3 tablespoons plus 1/4 cup extra virgin olive oil, divided
1 1/2 cup thinly sliced fennel bulb (reserve fronds for garnish if desired)
2 cups all purpose flour
1 tablespoon granulated sugar
1 tablespoon baking powder
1 1/2 teaspoons salt
1/2 teaspoon freshly ground black pepper
1 1/3 cups buttermilk
Zest of one lemon
3 large eggs, at room temperature
8 pitted calamata olives, sliced in half
10 red grapes, sliced in half
1 teaspoon dried Italian seasoning
Additional salt & pepper to taste
Preheat oven to 375. Place 3 tablespoons olive oil sliced fennel in a medium cast iron Dutch oven or seasoned cast iron pan over medium high heat. Season with salt and pepper to taste. Cook until fennel is soft but not browned, about five minutes, stirring occasionally. Remove pan from heat. Brush some of the oil from the bottom of the pan on to the sides of the lower half of the pan.

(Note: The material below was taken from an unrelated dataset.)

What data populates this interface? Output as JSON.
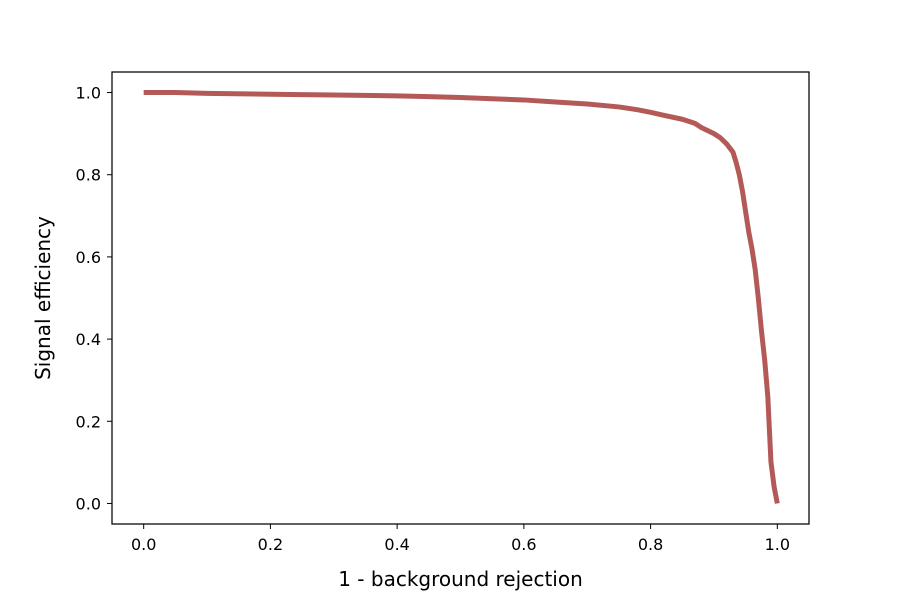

In the meantime, in a medium bowl, whisk together flour, sugar, baking powder, dried thyme, salt and pepper and set aside.
In a large bowl, whisk together buttermilk, remaining 1/4 cup oil, lemon zest and eggs until well combined and set aside.
When the fennel is soft, carefully place the halved olives and grapes, cut side down, in to the pan with the fennel and sprinkle the Italian Seasoning over the vegetables. Do not mix.
Combine the dry ingredients with the wet and stir until just combined. Pour batter in to pan and spread to cover. Bake for 22-25 minutes until a wooden skewer inserted into the center of the bread comes out clean.
Allow to rest in pan for a few minutes and run a knife around the edge of the pan to loosen the bread. Turn out on to serving platter or cutting board to serve and garnish with fennel fronds.